Cada tarde, a la hora de la siesta, la deliciosa música de un piano, tocado por manos expertas, entraba por la ventana de mi habitación desde el patio central, procedente de un ático sobre mi vivienda. La delicadeza de las piezas escogidas por quien ejercía de pianista delataba una sensibilidad que, sin duda, me desveló su identidad. Como el resto de la casa, el piso superior era compartido por dos viviendas: la izquierda, ocupada por una chica sola, delgada, rubia, pálida y de mirada soñadora; y la derecha, donde vivía una familia formada por un tipo grande, basto, peludo y cejijunto, de mirada torva y gesto desagradable, su esposa gorda de cara inexpresiva y un niño canijo e hiperactivo que se pasaba los días en un colegio de enseñanza especial, del que solo regresaba a la hora de la cena. La chica rubia, cuyo nombre era Elisenda, para colmo de circunstancias románticas, me tenía trastornado. Me la imaginaba ante un impresionante piano de cola, vestida con un atuendo vaporoso, la larga cabellera blonda adornada con florecillas silvestres y pulsando las teclas con movimientos elegantes, mientras su rostro bellísimo sonreía dulcemente con los ojos cerrados. Poco a poco, conforme oía una y otra vez la música de Elisenda, me fui enamorando locamente de ella. Cada vez que compartíamos el ascensor, me moría de ganas de confesarle mi pasión; pero siempre he sido un timorato, y el miedo a un desaire suyo paralizaba mi ánimo. Ella me sonreía con una cierta cortesía circunspecta cada vez que le dedicada una mirada que, seguro, le revelaba mis ansias. Y yo esperaba un gesto, una señal suya que me animase. Pero esa señal no llegaba y yo desesperaba de amor.
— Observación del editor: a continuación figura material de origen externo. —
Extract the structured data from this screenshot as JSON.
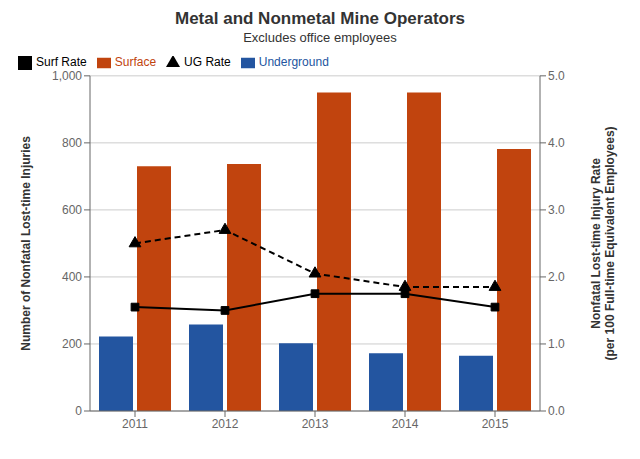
{
  "chart_data": {
    "type": "bar",
    "title": "Metal and Nonmetal Mine Operators",
    "subtitle": "Excludes office employees",
    "categories": [
      "2011",
      "2012",
      "2013",
      "2014",
      "2015"
    ],
    "ylabel": "Number of Nonfatal Lost-time Injuries",
    "y2label": "Nonfatal Lost-time Injury Rate\n(per 100 Full-time Equivalent Employees)",
    "ylim": [
      0,
      1000
    ],
    "yticks": [
      0,
      200,
      400,
      600,
      800,
      {
        "value": 1000,
        "label": "1,000"
      }
    ],
    "y2lim": [
      0.0,
      5.0
    ],
    "y2ticks": [
      {
        "value": 0.0,
        "label": "0.0"
      },
      {
        "value": 1.0,
        "label": "1.0"
      },
      {
        "value": 2.0,
        "label": "2.0"
      },
      {
        "value": 3.0,
        "label": "3.0"
      },
      {
        "value": 4.0,
        "label": "4.0"
      },
      {
        "value": 5.0,
        "label": "5.0"
      }
    ],
    "grid": true,
    "legend": "upper left",
    "series": [
      {
        "name": "Underground",
        "color": "#2355a0",
        "values": [
          222,
          258,
          202,
          172,
          165
        ]
      },
      {
        "name": "Surface",
        "color": "#c1440e",
        "values": [
          730,
          737,
          950,
          950,
          782
        ]
      },
      {
        "name": "UG Rate",
        "type": "line",
        "axis": "y2",
        "color": "#000000",
        "marker": "triangle",
        "line_style": "dashed",
        "values": [
          2.5,
          2.7,
          2.05,
          1.85,
          1.85
        ]
      },
      {
        "name": "Surf Rate",
        "type": "line",
        "axis": "y2",
        "color": "#000000",
        "marker": "square",
        "line_style": "solid",
        "values": [
          1.55,
          1.5,
          1.75,
          1.75,
          1.55
        ]
      }
    ]
  }
}
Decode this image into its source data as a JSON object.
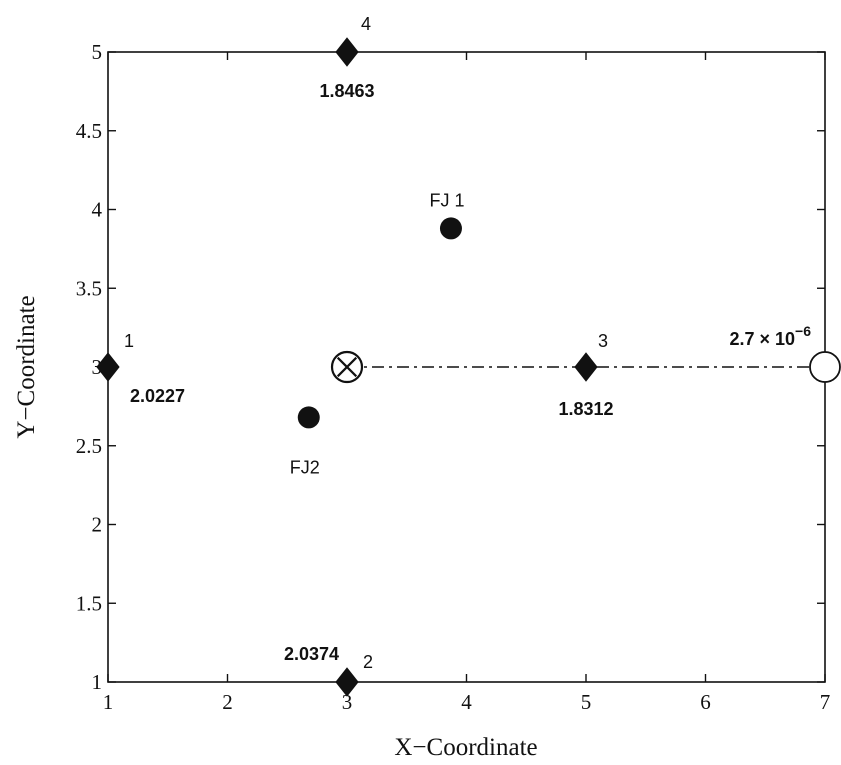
{
  "chart_data": {
    "type": "scatter",
    "xlabel": "X−Coordinate",
    "ylabel": "Y−Coordinate",
    "xlim": [
      1,
      7
    ],
    "ylim": [
      1,
      5
    ],
    "xticks": [
      "1",
      "2",
      "3",
      "4",
      "5",
      "6",
      "7"
    ],
    "yticks": [
      "1",
      "1.5",
      "2",
      "2.5",
      "3",
      "3.5",
      "4",
      "4.5",
      "5"
    ],
    "grid": false,
    "legend": "none",
    "anchors": [
      {
        "id": "1",
        "x": 1,
        "y": 3,
        "value": "2.0227"
      },
      {
        "id": "2",
        "x": 3,
        "y": 1,
        "value": "2.0374"
      },
      {
        "id": "3",
        "x": 5,
        "y": 3,
        "value": "1.8312"
      },
      {
        "id": "4",
        "x": 3,
        "y": 5,
        "value": "1.8463"
      }
    ],
    "jammers": [
      {
        "label": "FJ 1",
        "x": 3.87,
        "y": 3.88
      },
      {
        "label": "FJ2",
        "x": 2.68,
        "y": 2.68
      }
    ],
    "source": {
      "x": 3,
      "y": 3
    },
    "destination": {
      "x": 7,
      "y": 3,
      "value_base": "2.7 × 10",
      "value_exp": "−6"
    },
    "link": {
      "x": [
        3,
        7
      ],
      "y": [
        3,
        3
      ],
      "style": "dash-dot"
    }
  }
}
Hubiera dado cualquier cosa por poder verla interpretar su música; aunque fuera en secreto, a través del ojo de una cerradura y privándome del placer de aplaudirla con entusiasmo al finalizar. Pedí a la portera la llave de la azotea con la excusa de tender unas sábanas demasiado grandes para el tendedero de la galería de mi cocina. Y aquel día, después de comer, subí con sigilo las escaleras hasta la puerta que daba al exterior. Cuando salí, bajo un cielo cubierto de nubes grises que amenazaban lluvia, comprobé con alegría que me podía asomar al patio central desde un pretil que me permitiría espiar las ventanas interiores de las dos viviendas. Tras una de la derecha, el hombre peludo y la mujer gorda comían un abundante almuerzo. Ella cotorreaba una cháchara insulsa, que su esposo respondía con gruñidos mientras masticaba ruidosamente. Aparté la vista con disgusto y la dirigí a la izquierda, a la ventana de una salita de la casa de Elisenda, donde no se veía ningún piano, sino un televisor digital de los más grandes. Las dos viviendas tenían otras ventanas que daban al patio, pero estaban cerradas.

Esperé, sufriendo las gotitas que esporádicamente golpeaban mi espalda, quizá anunciando un inminente aguacero. Y en eso, mi musa apareció en su salita. Vestía una holgada camiseta de colorines y un short vaquero. Se sentó en un sofá, ante el aparato de televisión, con el mando a distancia en una mano y una enorme bolsa de palomitas de maíz en la otra, y se puso a ver un programa de cotilleos y chismes frívolos.

Entonces, la música del piano empezó a sonar en el patio central. Venía de una ventana del piso vecino, que alguien acababa de abrir. Elisenda, visiblemente disgustada por el sonido, cerró sus postigos y dejé de verla; mientras detrás de la otra ventana pude admirar, con estupor, al hombre grande y peludo tocando un piano vertical muy viejo, del que salían las notas maravillosas de todas las tardes. Sus manazas se volvían delicadas y suaves al contacto con las teclas, y su mirada denotaba un éxtasis inimaginable en un sujeto de su tosca apariencia. Su obesa esposa se le acercó por detrás y puso en su frente un beso cariñoso…

Empezó a diluviar cuando yo, acurrucado detrás del pretil, lloraba desconsoladamente, y mis lágrimas rivalizaron con las gotas de lluvia en mis mejillas.